Final rinse

Humboldt Dump cleanup commences amid neighbor concerns, heavy monitoring

MOUND BUILDERS Bulldozers level a pad of ground where a water tank will sit at the old Humboldt Road Burn Dump in east Chico. After 20 years of debate, cleanup of the site began this week. Hank Marsh Junior High sits in the backgroound.

MOUND BUILDERS Bulldozers level a pad of ground where a water tank will sit at the old Humboldt Road Burn Dump in east Chico. After 20 years of debate, cleanup of the site began this week. Hank Marsh Junior High sits in the backgroound.

Photo By Tom Angel

Land deal: The contaminated soil at the old Humboldt Road Burn Dump will be collected into a containment cell on a 10-acre parcel west of Bruce Road. The city purchased the land from John Scott for about $200,000. Toxic soil from land east of Bruce Road will be scooped up and trucked across the road to the same cell for containment.

Two yellow bulldozers, accompanied by two water trucks, prepared to plow tons of contaminated soil into a mound this week as work began on the city-owned property known as the old Humboldt Road Burn Dump.

Located just west of the site of one of Chico’s largest-ever proposed housing developments, the project is being carried out by Performance Excavators out of San Rafael.

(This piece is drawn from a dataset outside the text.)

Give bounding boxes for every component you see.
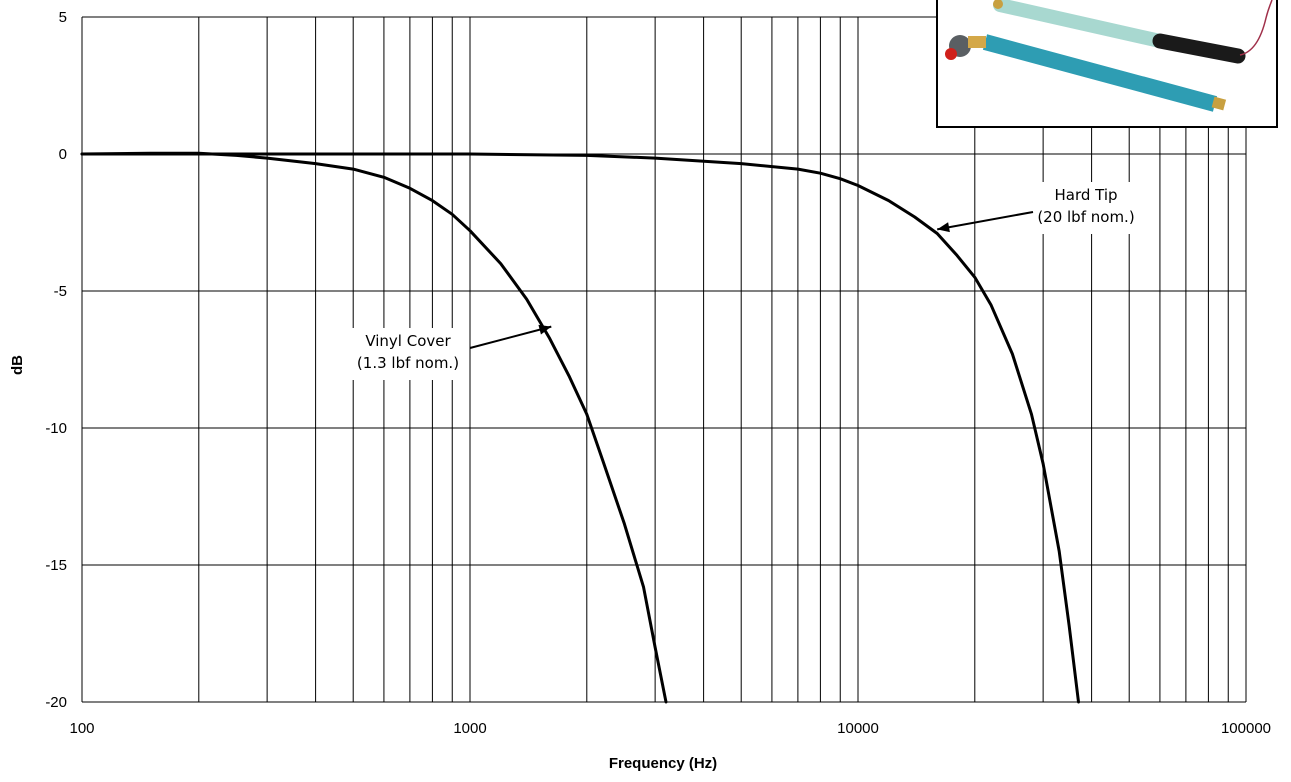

The idea is to consolidate thousands of cubic yards of toxic soil into a single cell and cover it with an impermeable material, clean soil and vegetation.

After nearly 20 years of debate on how best to clean up the hazardous waste, the City Council finally settled on a plan two years ago. The property was once the site of the county and then city burn dump, where locals went to unload their junk, including appliances, batteries, unused paint cans and other potentially toxic material. The stuff was pushed into a pile and burned, leaving a toxic legacy discovered in the late 1980s, 20 years after dump operations had ceased.

Builder Tom Fogarty pushed the contaminated soil on his and Edmund Johnson’s properties into a containment seal last winter. He is now moving forward with his 1,300-unit Oak Valley project just east of the dump site.

A worker for Performance Excavators, who asked not to be identified, said he’s done hazardous excavation work before and he expected this job to last until mid-October, although a deadline of mid-August has been set, so the potentially dust-stirring work ends before classes resume at Hank Marsh Junior High, which sits about a mile upwind from the site.

Robert McLaughlin works for the Butte County Air Quality Management District, whose task is to monitor the work for high levels of lead-laden dust kicked up while soil is moved for containment. The water from the tank will be used to try to control the dust.

Photo By Tom Angel

Robert McLaughlin, assistant air pollution control officer of the Butte County Air Quality Management District, said his office is overseeing the project and that its charge is to “make sure the public health is protected.”

To that end the district has hired an independent contractor to be on the site every workday to monitor the levels of lead exposed. Ron Vernesoni of ELTERRA Environmental Consulting Services is out of Sedona, Arizona, but is here for the summer, McLaughlin said. Vernesoni’s phone number is 624-0122, and people with concerns and questions can contact him.

Neighbors, including those who live in nearby Stilson Canyon and those across Highway 32 in California Park, the direction the prevailing winds blow, have expressed deep concerns to the city about the dangers of the cleanup work.

The Stilson Canyon folks asked that an alternate route be built to their neighborhood so they would not have to drive past the work site when leaving or coming home. The city denied the request, saying it was unnecessary.

McLaughlin said there are 14 lead-monitoring devices in place, including one mounted on the roof of the junior high gymnasium. He said the results from samples collected by the devices will be posted on a Web site,, but there will be a five-day delay from when the sample is taken and the results are posted.

“We get the results back as fast as we can get them,” he said. “We encourage the public to call us with any questions.”

For 20 years the issue of what to do with the old burn site was pushed around by a variety of Chico City Councils. In 2003, just when it looked like the city would foot the entire bill, Councilman Dan Nguyen-Tan learned that there had actually been a number of private dumps operating close to the city/county dump that had taken in refuge from the early 1900s to the mid-1960s. Landowners were told if they could prove the city had polluted their acres, the city would pay. None did.

Last month the Pleasant Valley Assembly of God church tried to bill the city for its share, $70,000, but was turned down.